Incluso en el mismo hemisferio las estrellas cambian según la localización del observador. Desde Grecia, España o California resulta más fácil localizar el aguijón de Escorpio que desde Canadá o Gran Bretaña.

8. El cielo de verano

Comienza tu iniciación a la astronomía durante una época que te permita gozar de la noche cálida. La mejor época para observar estrellas a simple vista es la época estival (invierno en el sur). Con el añadido de espectaculares caídas de estrellas fugaces que hace más entretenida la observación. Para situarnos debemos localizar la Osa Mayor. Es la más fácil de identificar por su forma de cazo. Gracias a ella situaremos la Polar.

Para identificarla debemos controlar el lado interior de la base del cazo formada por las estrellas Dube y Merak. Si seguimos la dirección de ese lado unas cinco veces, distinguiremos una brillante estrella, la Polar, que siempre señala al norte y que sirve para orientarse los navegantes en el océano.

La Polar es la estrella inferior de otro cazo, la Osa Menor, menos visible y más pequeño que se encuentra invertido con respecto a la Osa Mayor.

Procura informarte de las mejores observaciones en la época que decidas comenzar tu afición.
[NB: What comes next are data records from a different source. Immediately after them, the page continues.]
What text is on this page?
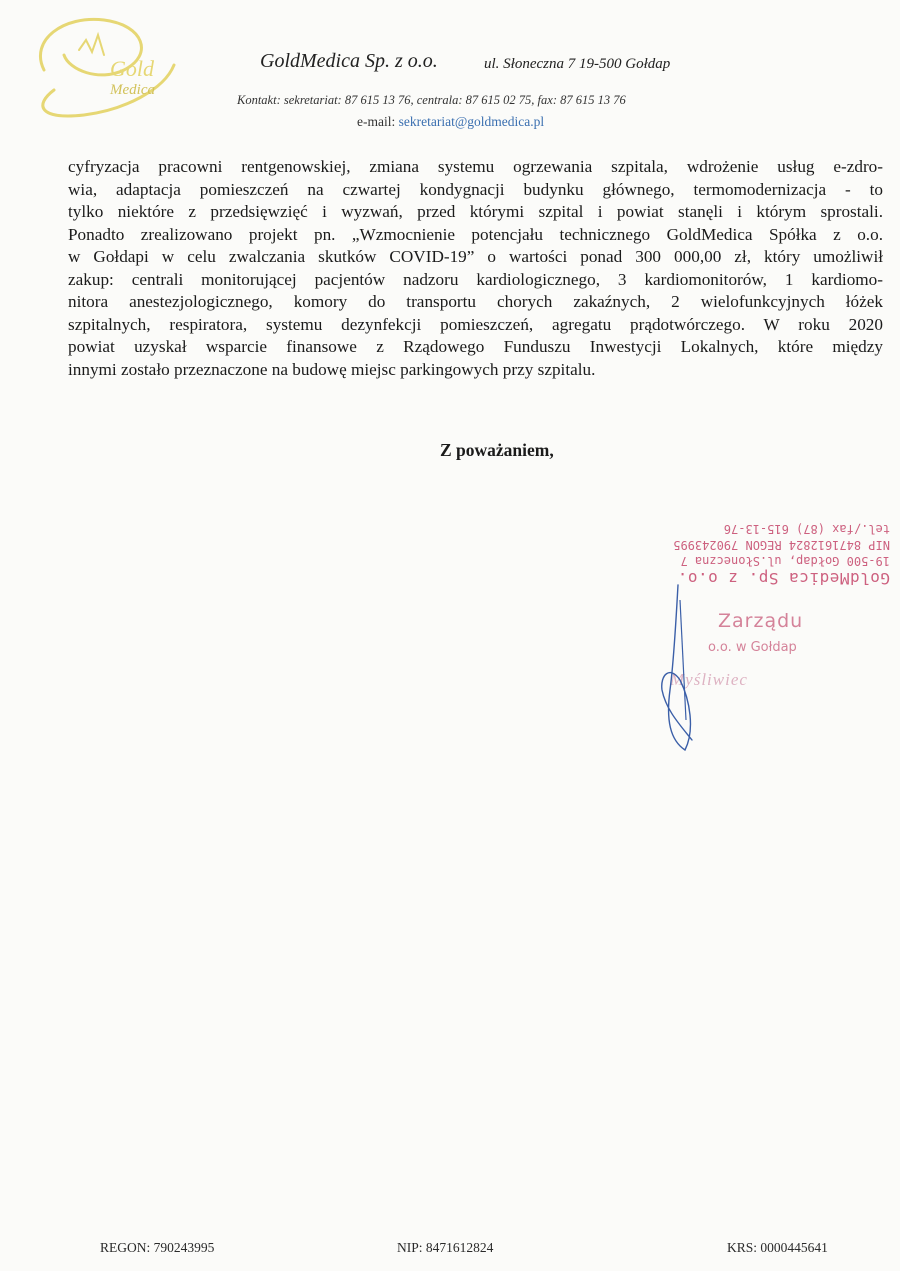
Gold
Medica
GoldMedica Sp. z o.o.	ul. Słoneczna 7 19-500 Gołdap
Kontakt: sekretariat: 87 615 13 76, centrala: 87 615 02 75, fax: 87 615 13 76
e-mail: sekretariat@goldmedica.pl
cyfryzacja pracowni rentgenowskiej, zmiana systemu ogrzewania szpitala, wdrożenie usług e-zdro-
wia, adaptacja pomieszczeń na czwartej kondygnacji budynku głównego, termomodernizacja - to
tylko niektóre z przedsięwzięć i wyzwań, przed którymi szpital i powiat stanęli i którym sprostali.
Ponadto zrealizowano projekt pn. „Wzmocnienie potencjału technicznego GoldMedica Spółka z o.o.
w Gołdapi w celu zwalczania skutków COVID-19” o wartości ponad 300 000,00 zł, który umożliwił
zakup: centrali monitorującej pacjentów nadzoru kardiologicznego, 3 kardiomonitorów, 1 kardiomo-
nitora anestezjologicznego, komory do transportu chorych zakaźnych, 2 wielofunkcyjnych łóżek
szpitalnych, respiratora, systemu dezynfekcji pomieszczeń, agregatu prądotwórczego. W roku 2020
powiat uzyskał wsparcie finansowe z Rządowego Funduszu Inwestycji Lokalnych, które między
innymi zostało przeznaczone na budowę miejsc parkingowych przy szpitalu.
Z poważaniem,
GoldMedica Sp. z o.o.
19-500 Gołdap, ul.Słoneczna 7
NIP 8471612824 REGON 790243995
tel./fax (87) 615-13-76
Zarządu
o.o. w Gołdap
Myśliwiec
REGON: 790243995	NIP: 8471612824	KRS: 0000445641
Aquí puedes leer las efemérides astronómicas de 2013.

9. Usa aplicaciones astronómicas para smartphones y tabletas

Las aplicaciones astronómicas para dispositivos móviles (smartphone, tablet) suponen una ayuda imprescindible para el aficionado y proporcionan los objetivos adecuados para la observación de esa noche, así que no tengas reparos en usarlas.

10. ¿Binoculares o telescopio?

Los prismáticos o binoculares tienen ventajas de movilidad, precio y mayor campo de observación. Se recomienda para principiantes.

Con los prismáticos se pueden apreciar los matices de color de muchas estrellas: Las más buscadas y estudiadas son las que poseen una características que la distingue, como Eta Carinae de extraordinaria luminosidad, o Rigel de Orión que a 900 años luz brilla como 60 000 soles. Pero los prismáticos son de poca utilidad para la observación detallada de planetas, incluso con unos binoculares de 40x150, así que cuando llegue el momento de estudiar con detenimiento cuerpos concretos será inevitable la adquisición del telescopio.